Next, the single cutting process will be described.
As shown in Fig. 2, in the single cutting process, the control unit 300 rotates the workpiece W via the spindle 14. Then, the control unit 300 contacts the cutting edge of the cutting tool 58a with the outer peripheral surface of the workpiece W via the second slide table moving mechanism 52, and feeds the spindle 14 together with the workpiece W in the feed direction S2 while swinging it in the Z-axis direction via the spindle moving mechanism 13. The feed direction S2 is along the Z-axis direction and opposite to the feed direction S1. The waveform showing the movement of the spindle 14 in the Z-axis direction at this time is the same as the waveform SC shown in Fig. 4 described above. As a result, chips are broken up even in the cutting process.

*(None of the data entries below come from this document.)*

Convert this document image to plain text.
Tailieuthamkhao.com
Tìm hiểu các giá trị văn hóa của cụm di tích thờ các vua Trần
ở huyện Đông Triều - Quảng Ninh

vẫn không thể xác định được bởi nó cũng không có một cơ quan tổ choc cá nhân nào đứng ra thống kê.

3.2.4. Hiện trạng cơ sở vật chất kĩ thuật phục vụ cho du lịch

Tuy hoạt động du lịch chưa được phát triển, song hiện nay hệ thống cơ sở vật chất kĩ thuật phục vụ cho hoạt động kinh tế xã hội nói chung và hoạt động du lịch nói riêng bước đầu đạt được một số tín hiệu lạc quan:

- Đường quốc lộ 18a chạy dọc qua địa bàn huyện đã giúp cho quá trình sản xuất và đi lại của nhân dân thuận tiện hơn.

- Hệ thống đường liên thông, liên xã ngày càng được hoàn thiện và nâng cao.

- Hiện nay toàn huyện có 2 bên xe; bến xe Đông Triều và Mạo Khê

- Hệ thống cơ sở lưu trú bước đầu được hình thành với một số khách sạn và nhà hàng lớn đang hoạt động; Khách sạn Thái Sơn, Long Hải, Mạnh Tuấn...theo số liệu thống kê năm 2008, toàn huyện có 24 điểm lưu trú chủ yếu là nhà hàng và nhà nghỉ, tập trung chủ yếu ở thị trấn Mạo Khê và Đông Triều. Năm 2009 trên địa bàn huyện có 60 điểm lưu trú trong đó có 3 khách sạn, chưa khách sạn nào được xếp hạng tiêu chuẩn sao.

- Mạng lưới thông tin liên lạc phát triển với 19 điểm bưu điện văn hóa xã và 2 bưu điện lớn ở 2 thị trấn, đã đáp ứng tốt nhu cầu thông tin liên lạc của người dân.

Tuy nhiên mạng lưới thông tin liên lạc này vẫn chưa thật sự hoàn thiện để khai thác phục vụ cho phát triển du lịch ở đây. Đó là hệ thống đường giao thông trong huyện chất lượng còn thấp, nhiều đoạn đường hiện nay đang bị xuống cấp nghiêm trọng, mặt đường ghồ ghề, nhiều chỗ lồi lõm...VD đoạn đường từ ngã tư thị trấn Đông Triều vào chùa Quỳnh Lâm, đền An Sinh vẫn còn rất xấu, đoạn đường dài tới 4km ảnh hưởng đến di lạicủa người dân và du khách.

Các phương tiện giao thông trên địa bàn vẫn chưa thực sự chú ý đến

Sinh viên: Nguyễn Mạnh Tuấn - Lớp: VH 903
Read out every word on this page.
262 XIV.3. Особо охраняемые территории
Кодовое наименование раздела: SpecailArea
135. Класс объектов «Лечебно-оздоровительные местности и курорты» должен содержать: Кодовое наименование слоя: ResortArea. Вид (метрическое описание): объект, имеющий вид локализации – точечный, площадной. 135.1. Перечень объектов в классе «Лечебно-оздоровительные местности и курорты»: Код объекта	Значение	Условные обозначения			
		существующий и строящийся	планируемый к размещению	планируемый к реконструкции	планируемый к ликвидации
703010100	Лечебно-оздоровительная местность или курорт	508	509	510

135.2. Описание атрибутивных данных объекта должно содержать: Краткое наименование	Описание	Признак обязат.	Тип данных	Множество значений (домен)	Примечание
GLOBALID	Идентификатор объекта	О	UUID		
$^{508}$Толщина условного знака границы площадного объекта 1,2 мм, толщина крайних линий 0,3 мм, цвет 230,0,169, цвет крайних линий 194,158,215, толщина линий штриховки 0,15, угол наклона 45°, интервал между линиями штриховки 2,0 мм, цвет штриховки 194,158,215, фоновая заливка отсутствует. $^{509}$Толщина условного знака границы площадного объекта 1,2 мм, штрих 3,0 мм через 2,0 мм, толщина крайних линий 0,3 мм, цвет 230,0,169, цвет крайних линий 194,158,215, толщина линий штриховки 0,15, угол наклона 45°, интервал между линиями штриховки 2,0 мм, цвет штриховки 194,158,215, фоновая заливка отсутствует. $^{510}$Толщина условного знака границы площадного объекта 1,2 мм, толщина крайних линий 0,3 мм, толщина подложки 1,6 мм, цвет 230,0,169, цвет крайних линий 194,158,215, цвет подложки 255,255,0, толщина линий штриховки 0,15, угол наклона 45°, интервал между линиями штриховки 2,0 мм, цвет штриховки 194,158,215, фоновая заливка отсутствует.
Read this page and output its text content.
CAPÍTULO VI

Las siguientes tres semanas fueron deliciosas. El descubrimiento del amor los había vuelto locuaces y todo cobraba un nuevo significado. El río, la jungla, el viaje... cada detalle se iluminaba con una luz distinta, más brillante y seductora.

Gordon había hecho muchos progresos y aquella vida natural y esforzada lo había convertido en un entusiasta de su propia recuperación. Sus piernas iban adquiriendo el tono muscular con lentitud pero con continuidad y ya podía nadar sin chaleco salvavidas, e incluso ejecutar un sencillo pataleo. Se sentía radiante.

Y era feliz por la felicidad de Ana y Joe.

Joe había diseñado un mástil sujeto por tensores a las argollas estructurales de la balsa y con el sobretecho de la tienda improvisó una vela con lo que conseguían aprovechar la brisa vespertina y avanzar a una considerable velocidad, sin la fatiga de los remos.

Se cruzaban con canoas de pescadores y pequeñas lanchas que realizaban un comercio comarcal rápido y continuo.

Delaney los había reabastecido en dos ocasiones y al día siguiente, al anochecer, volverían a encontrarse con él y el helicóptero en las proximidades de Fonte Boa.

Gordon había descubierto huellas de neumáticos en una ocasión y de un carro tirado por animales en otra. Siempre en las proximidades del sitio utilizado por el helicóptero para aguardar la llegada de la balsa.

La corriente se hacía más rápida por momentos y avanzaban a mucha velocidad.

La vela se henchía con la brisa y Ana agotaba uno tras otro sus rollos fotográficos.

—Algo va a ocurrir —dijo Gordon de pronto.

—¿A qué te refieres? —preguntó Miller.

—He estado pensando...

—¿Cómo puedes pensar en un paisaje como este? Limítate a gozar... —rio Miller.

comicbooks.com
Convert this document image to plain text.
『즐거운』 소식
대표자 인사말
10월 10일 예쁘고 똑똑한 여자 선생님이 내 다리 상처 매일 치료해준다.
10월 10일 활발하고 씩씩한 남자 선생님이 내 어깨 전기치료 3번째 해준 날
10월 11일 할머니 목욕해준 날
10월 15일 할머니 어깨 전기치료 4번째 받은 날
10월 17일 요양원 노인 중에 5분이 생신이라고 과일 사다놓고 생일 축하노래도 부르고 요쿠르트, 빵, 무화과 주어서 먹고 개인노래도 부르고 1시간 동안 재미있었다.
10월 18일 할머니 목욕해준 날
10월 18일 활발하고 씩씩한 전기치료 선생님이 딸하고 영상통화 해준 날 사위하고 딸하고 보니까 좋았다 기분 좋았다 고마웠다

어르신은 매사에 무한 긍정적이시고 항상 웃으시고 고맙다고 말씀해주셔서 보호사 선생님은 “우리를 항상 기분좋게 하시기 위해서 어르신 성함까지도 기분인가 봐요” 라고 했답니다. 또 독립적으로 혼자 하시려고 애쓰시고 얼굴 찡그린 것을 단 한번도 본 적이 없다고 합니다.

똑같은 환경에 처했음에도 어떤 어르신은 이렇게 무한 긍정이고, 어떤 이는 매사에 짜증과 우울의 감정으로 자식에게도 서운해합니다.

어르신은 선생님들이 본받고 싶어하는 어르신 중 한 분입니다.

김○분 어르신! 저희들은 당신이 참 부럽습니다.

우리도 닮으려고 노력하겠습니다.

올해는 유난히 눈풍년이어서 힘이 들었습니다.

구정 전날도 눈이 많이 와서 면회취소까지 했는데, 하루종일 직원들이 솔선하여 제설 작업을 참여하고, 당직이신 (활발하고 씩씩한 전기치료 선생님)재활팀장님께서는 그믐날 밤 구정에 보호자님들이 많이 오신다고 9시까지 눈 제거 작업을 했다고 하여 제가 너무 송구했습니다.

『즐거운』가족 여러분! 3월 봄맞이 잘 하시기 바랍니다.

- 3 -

Next, a superimposed machining process in which cutting by the cutting tool 58a and drilling by the rotary tool 35a are performed simultaneously will be described.
As shown in Figures 2 and 5, when the control unit 300 performs this overlapping processing, under processing conditions in which both chips generated by the cutting process and chips generated by the drilling process are separated, the control unit 300 feeds the rotating tool 35a linearly without swinging it in the feed direction S1 via the first slide table moving mechanism 32, and feeds the spindle 14 and the workpiece W while swinging them in the feed direction S2 via the spindle moving mechanism 13.
6 shows a waveform SW indicating the position of the spindle 14 in the Z-axis direction (feed direction S2) and a straight line SD indicating the position of the rotating tool 35a in the Z-axis direction (feed direction S1) relative to the rotation angle of the spindle 14 in the overlapping machining process. The workpiece W is fed in the feed direction S2 together with the spindle 14 while being oscillated. For this reason, the waveform SW is formed by superimposing a sine wave-shaped oscillation component on a straight line SA that commands the feed amount of the workpiece W, which is formed in the shape of a linear function. On the other hand, the rotating tool 35a is fed linearly in the feed direction S1. For this reason, the straight line SD is formed in the shape of a linear function.
In this way, although the rotating tool 35a is fed linearly, the workpiece W that is the object of machining by the rotating tool 35a is oscillating, and therefore the position of the rotating tool 35a relative to the workpiece W in the feed direction S1 becomes a waveform SB in which the above-mentioned oscillating component is superimposed on the straight line SD.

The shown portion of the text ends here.